Kamerzell is also recommending the board adopt a policy allowing for the public use of school facilities for legal public use. A fee will be charged but can be waived for events that serve an educational purpose.
Light stuff and an 'incomplete'
The Amphitheater Unified School District will vote on hiring Tiffany Bucciarelli-Fay as the new director of early childhood education and Linda Roscoe Pekovac, as director of health services.
Kudos to Amphi on making the names public. Most districts simply say they are about to hire someone but won't name names. On the other hand, a wag of the finger to Amphi for failing to disclose the recommended salaries.
The board will also get an update on the student council activity accounts, which have $720,000in them districtwide.
Southwest Food Service Excellence, out of Scottsdale, has been recommended to act as vendor for the district, beating out Virginia-based ARAMAK Educational Services.

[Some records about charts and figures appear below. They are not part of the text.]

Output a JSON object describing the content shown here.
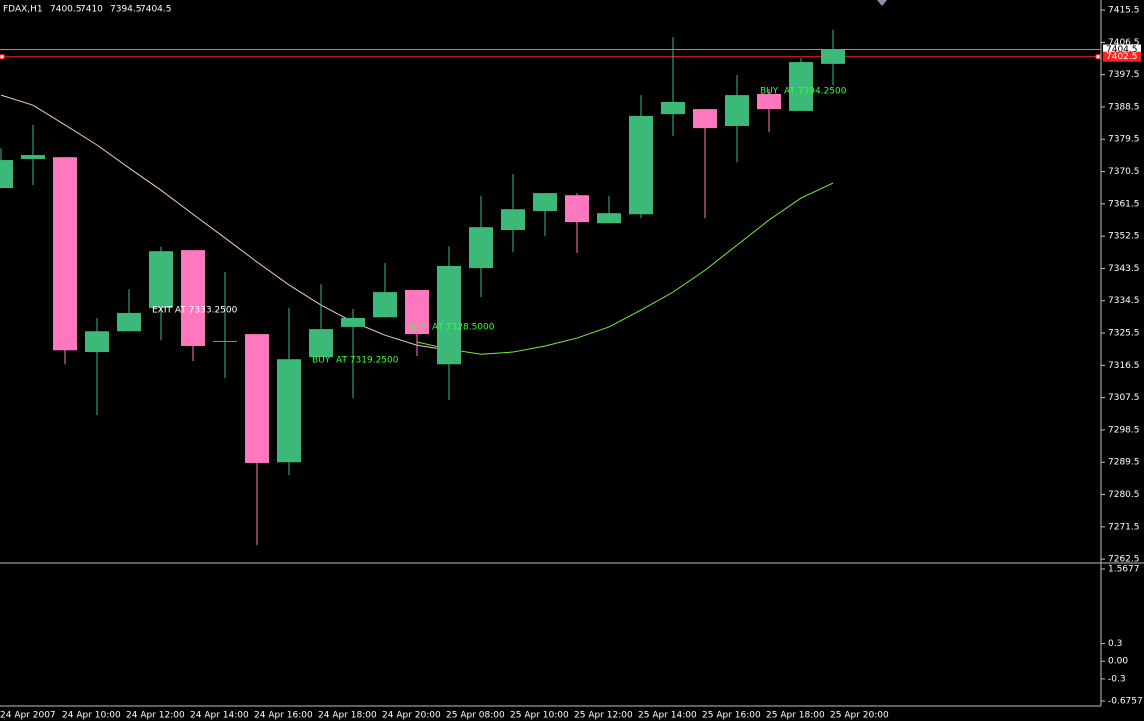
{
  "chart_data": [
    {
      "type": "candlestick",
      "symbol": "FDAX,H1",
      "categories": [
        "24 Apr 2007",
        null,
        "24 Apr 10:00",
        null,
        "24 Apr 12:00",
        null,
        "24 Apr 14:00",
        null,
        "24 Apr 16:00",
        null,
        "24 Apr 18:00",
        null,
        "24 Apr 20:00",
        null,
        "25 Apr 08:00",
        null,
        "25 Apr 10:00",
        null,
        "25 Apr 12:00",
        null,
        "25 Apr 14:00",
        null,
        "25 Apr 16:00",
        null,
        "25 Apr 18:00",
        null,
        "25 Apr 20:00"
      ],
      "open": [
        7365.9,
        7374.0,
        7374.5,
        7320.2,
        7326.0,
        7332.5,
        7348.6,
        7323.3,
        7325.2,
        7289.5,
        7318.8,
        7327.2,
        7329.9,
        7337.5,
        7316.8,
        7343.6,
        7354.2,
        7359.5,
        7363.9,
        7356.1,
        7358.6,
        7386.5,
        7387.9,
        7383.2,
        7392.1,
        7387.4,
        7400.5
      ],
      "high": [
        7377.0,
        7383.5,
        7374.5,
        7329.7,
        7337.7,
        7349.5,
        7348.6,
        7342.5,
        7325.2,
        7332.5,
        7339.1,
        7332.2,
        7345.0,
        7337.5,
        7349.7,
        7363.7,
        7369.8,
        7364.5,
        7364.5,
        7363.7,
        7391.8,
        7408.0,
        7387.9,
        7397.4,
        7393.5,
        7402.1,
        7410.0
      ],
      "low": [
        7365.9,
        7366.7,
        7316.8,
        7302.6,
        7326.0,
        7323.5,
        7317.7,
        7312.9,
        7266.4,
        7285.9,
        7318.8,
        7307.4,
        7329.9,
        7319.1,
        7306.8,
        7335.5,
        7348.1,
        7352.5,
        7347.8,
        7356.1,
        7357.5,
        7380.4,
        7357.5,
        7373.1,
        7381.5,
        7387.4,
        7394.5
      ],
      "close": [
        7373.7,
        7375.1,
        7320.7,
        7326.0,
        7331.1,
        7348.3,
        7321.9,
        7323.3,
        7289.3,
        7318.2,
        7326.6,
        7329.7,
        7336.9,
        7325.2,
        7344.2,
        7355.0,
        7360.0,
        7364.5,
        7356.4,
        7358.9,
        7386.0,
        7389.9,
        7382.6,
        7391.8,
        7387.9,
        7401.0,
        7404.5
      ],
      "up_color": "#3cb878",
      "down_color": "#ff77bf",
      "series": [
        {
          "color": "#f2c6dc",
          "values": [
            7391.8,
            7389.0,
            7383.5,
            7377.9,
            7371.5,
            7365.3,
            7358.6,
            7352.0,
            7345.3,
            7338.9,
            7333.3,
            7328.6,
            7324.9,
            7322.1,
            7320.7,
            null,
            null,
            null,
            null,
            null,
            null,
            null,
            null,
            null,
            null,
            null,
            null
          ]
        },
        {
          "color": "#7ff03a",
          "values": [
            null,
            null,
            null,
            null,
            null,
            null,
            null,
            null,
            null,
            null,
            null,
            null,
            null,
            7323.0,
            7321.0,
            7319.6,
            7320.2,
            7321.9,
            7324.1,
            7327.2,
            7331.9,
            7336.9,
            7343.0,
            7350.0,
            7357.0,
            7363.1,
            7367.3
          ]
        }
      ],
      "annotations": [
        {
          "text": "EXIT AT 7333.2500",
          "color": "#ffffff"
        },
        {
          "text": "BUY  AT 7319.2500",
          "color": "#33ff33"
        },
        {
          "text": "BUY  AT 7328.5000",
          "color": "#33ff33"
        },
        {
          "text": "BUY  AT 7394.2500",
          "color": "#33ff33"
        }
      ],
      "price_lines": [
        {
          "value": 7404.5,
          "color": "#8a93a6"
        },
        {
          "value": 7402.5,
          "color": "#ff2020"
        }
      ],
      "ylim": [
        7261.7,
        7418.3
      ],
      "yticks": [
        7415.5,
        7406.5,
        7397.5,
        7388.5,
        7379.5,
        7370.5,
        7361.5,
        7352.5,
        7343.5,
        7334.5,
        7325.5,
        7316.5,
        7307.5,
        7298.5,
        7289.5,
        7280.5,
        7271.5,
        7262.5
      ]
    },
    {
      "type": "indicator",
      "ylim": [
        -0.6757,
        1.5677
      ],
      "yticks": [
        1.5677,
        0.3,
        {
          "value": 0,
          "label": "0.00"
        },
        -0.3,
        -0.6757
      ]
    }
  ]
}
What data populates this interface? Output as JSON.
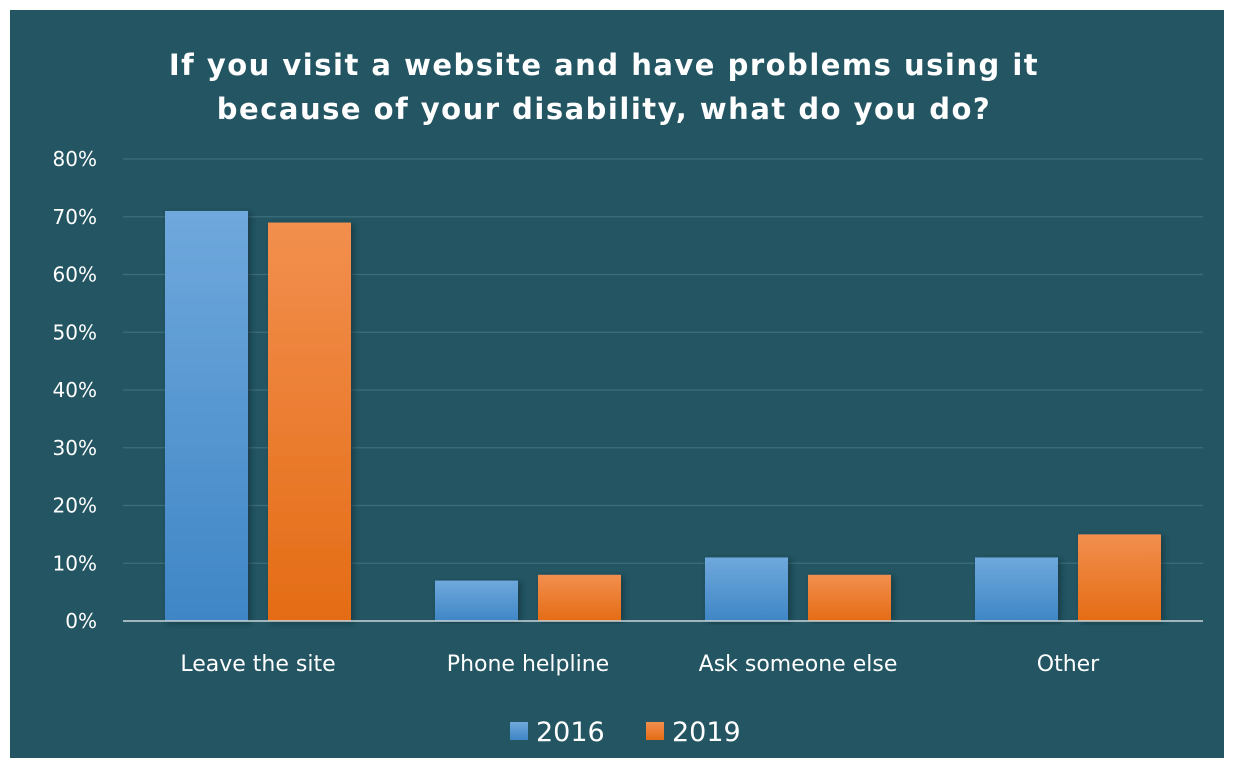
{
  "colors": {
    "background": "#235563",
    "grid": "#3d6e7b",
    "axis": "#c9d6da",
    "series_2016": "#5b9bd5",
    "series_2019": "#ed7d31"
  },
  "chart_data": {
    "type": "bar",
    "title": "If you visit a website and have problems using it because of your disability, what do you do?",
    "title_lines": [
      "If you visit a website and have problems using it",
      "because of your disability, what do you do?"
    ],
    "categories": [
      "Leave the site",
      "Phone helpline",
      "Ask someone else",
      "Other"
    ],
    "series": [
      {
        "name": "2016",
        "values": [
          71,
          7,
          11,
          11
        ]
      },
      {
        "name": "2019",
        "values": [
          69,
          8,
          8,
          15
        ]
      }
    ],
    "ylim": [
      0,
      80
    ],
    "yticks": [
      0,
      10,
      20,
      30,
      40,
      50,
      60,
      70,
      80
    ],
    "ytick_labels": [
      "0%",
      "10%",
      "20%",
      "30%",
      "40%",
      "50%",
      "60%",
      "70%",
      "80%"
    ],
    "xlabel": "",
    "ylabel": "",
    "grid": true,
    "legend_position": "bottom"
  }
}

The Sahuarita Unified School District Governing Board's agenda is so light, I get the chance to give a rare shout out to the Santa Cruz Valley Car Nuts. I'm hoping this is a group of auto enthusiasts and not lovers of truck nutz displayed in cars. Whatever the case, it has donated $15,000 to Sahuarita High School automotive instruction.
Good for them, whatever their enthusiasms.
The Marana Unified School District Governing Board will meet Thursday to discuss "bond needs" and student curriculum.
No further information is available but they do have a few days to get more information up prior to the meeting.
Blake Morlock is an award-winning columnist, who worked in daily journalism for nearly 20 years and is the former communications director for the Pima County Democratic Party.